Penelitian ini bermaksud untuk mengetahui struktur Modal berpengaruh terhadap pemilihan saham syariah; leverage berpengaruh terhadap pemilihan saham syariah; resiko sistematik (beta) saham berpengaruh terhadap pemilihan saham syariah; resiko usaha berpengaruh terhadap pemilihan saham syariah; perata laba berpengaruh terhadap pemilihan saham syariah;imbal hasil (return terhadap saham syaraiah). Manfaat penelitian ini diharapkan dapat menghilangkan keraguan atau ketidak jelasan antara instrumen-instrumen syariah dengan yang bukan syariah, sehingga para investor muslim dapat berinvestasi dengan tenang tanpa di ikuti perasaan sak wasangka telah melakukan perbuatan syubhat yang dianjurkan oleh Rasul SAW untuk ditinggalkan dan mendapat manfaat dan keuntungan dunia dan akhirat.

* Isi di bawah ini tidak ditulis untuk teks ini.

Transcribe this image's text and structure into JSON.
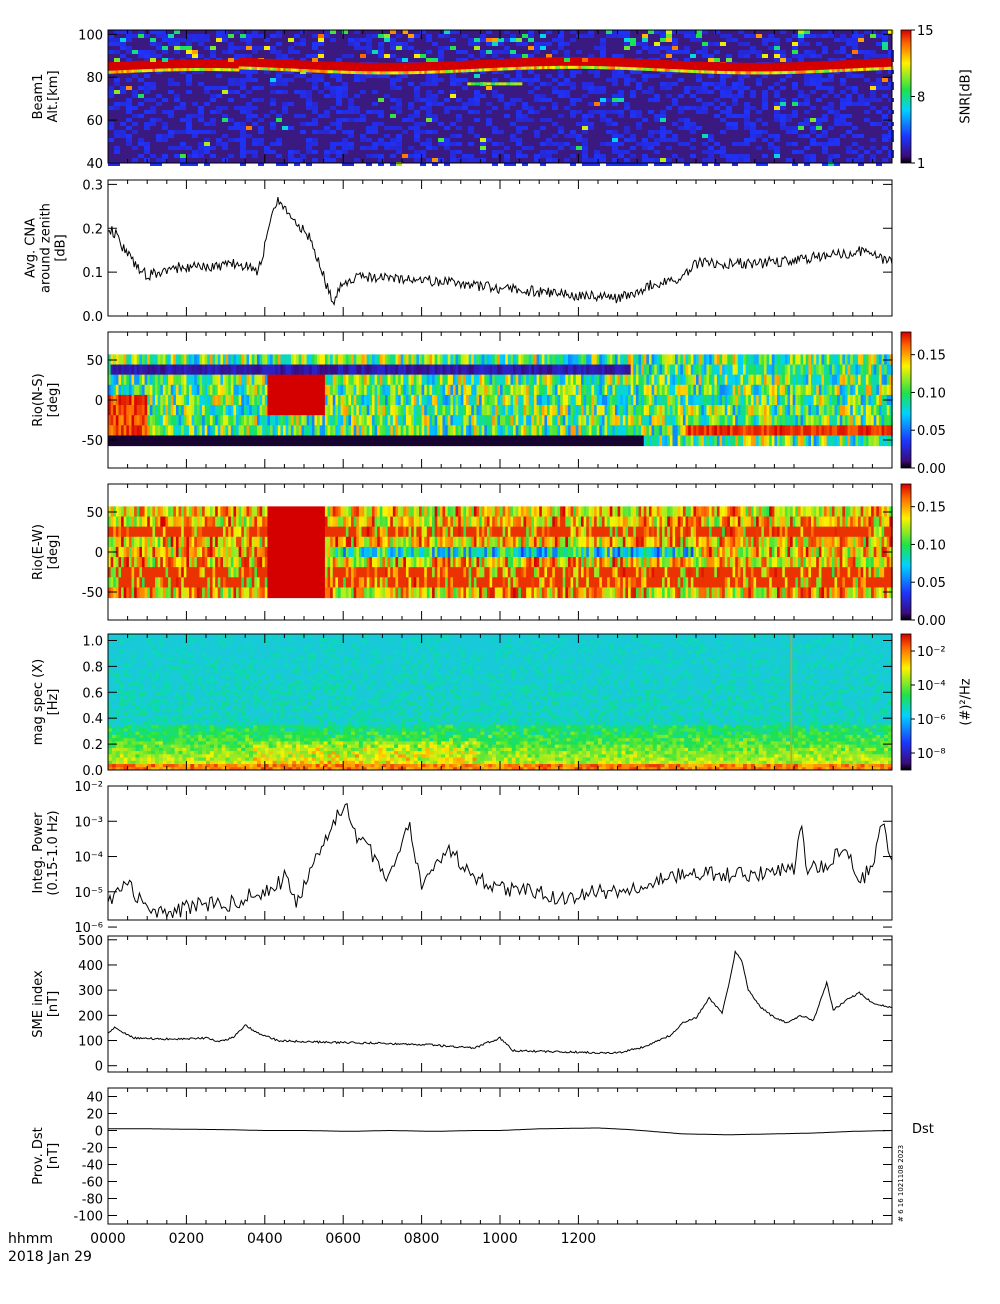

Bagi dunia akademik, diharapkan hasil penelitian ini dapat memberikan sumbangan untuk perkembangan ilmu keuangan syariah,khususnya pasar modal syariah di tanah air.

KAJIAN TEORI

Teori-Teori Struktur Modal Perusahaan. Perkembangan yang pesat mengenai teori dan penelitian mengenai struktur modal perusahaan yang modern dimulai sejak munculnya penelitian oleh Modigliani dan Miller (MM) (1958), dalam Manurung, (2011), yaitu bahwa pilihan pembelanjaan perusahaan antara utang dan modal tidak mempengaruhi nilai perusahaan, penelitian mereka juga menyimpulkan bahwa debt equity rasio dan cost of debt menentukan cost of equity, Ahmed, (2007). MM mempunyai dua preposisi yaitu, preposisi I menyatakan bahwa sebuah perusahaan tidak dapat merubah nilai total saham perusahaannya yang beredar dengan merubah proporsi struktur modalnya, preposisi yang kedua menyatakan bahwa biaya modal (cost of equity) adalah fungsi linear dari rasio utang terhadap modal (debt to equity ratio). Sejak saat tersebut bermunculan teori-teori mengenai struktur modal, yaitu Tradeoff Theory yang merupakan pengembangan atau preposisi II dari teori MM, dimana pada teori ini struktur modal dijelaskan dengan melihat sebagai aspek cost–benefit dari debt.Pembayaran bunga dapat dikurangkan dari keuntungan perusahaan sebagai biaya, tetapi deviden tidak dapat mengurangi sebagai biaya. Dengan menambah utang kepada struktur modal, suatu perusahaan dapat merendahkan taksiran utang pajak perseroannya dan meningkatkan arus kas masuk atau keuntungan, dalam penerapannya banyak perusahaan memilih untuk meningkatkan utang (high leverage ratio) untuk mendapatkan keuntungan pajak (tax shield). Akan tetapi banyak perusahaan menunjukkan rasio utang yang moderat, hal ini dapat diterangkan dengan mempertimbangkan sisi biaya dari utang. Menambah utang terhadap struktur modal meningkatkan kemungkinan kesulitan keuangan (financial distress) dan meningkatkan biaya-biaya peningkatan dana. Dengan demikian tradeoff theory mempertimbangkan keuntungan dan biaya penambahan utang terhadap struktur modal.Teori ini menyarankan bahwa optimal utang dalam struktur modal adalah titik dimana keuntungan pajak dari penambahan unit utang sama dengan pertambahan dalam taksiran biaya-biaya kesulitan keuangan, Ahmed (2007). Catatan bahwa trade off theory tidak membedakan antara modal dari laba ditahan atau pengeluaran saham.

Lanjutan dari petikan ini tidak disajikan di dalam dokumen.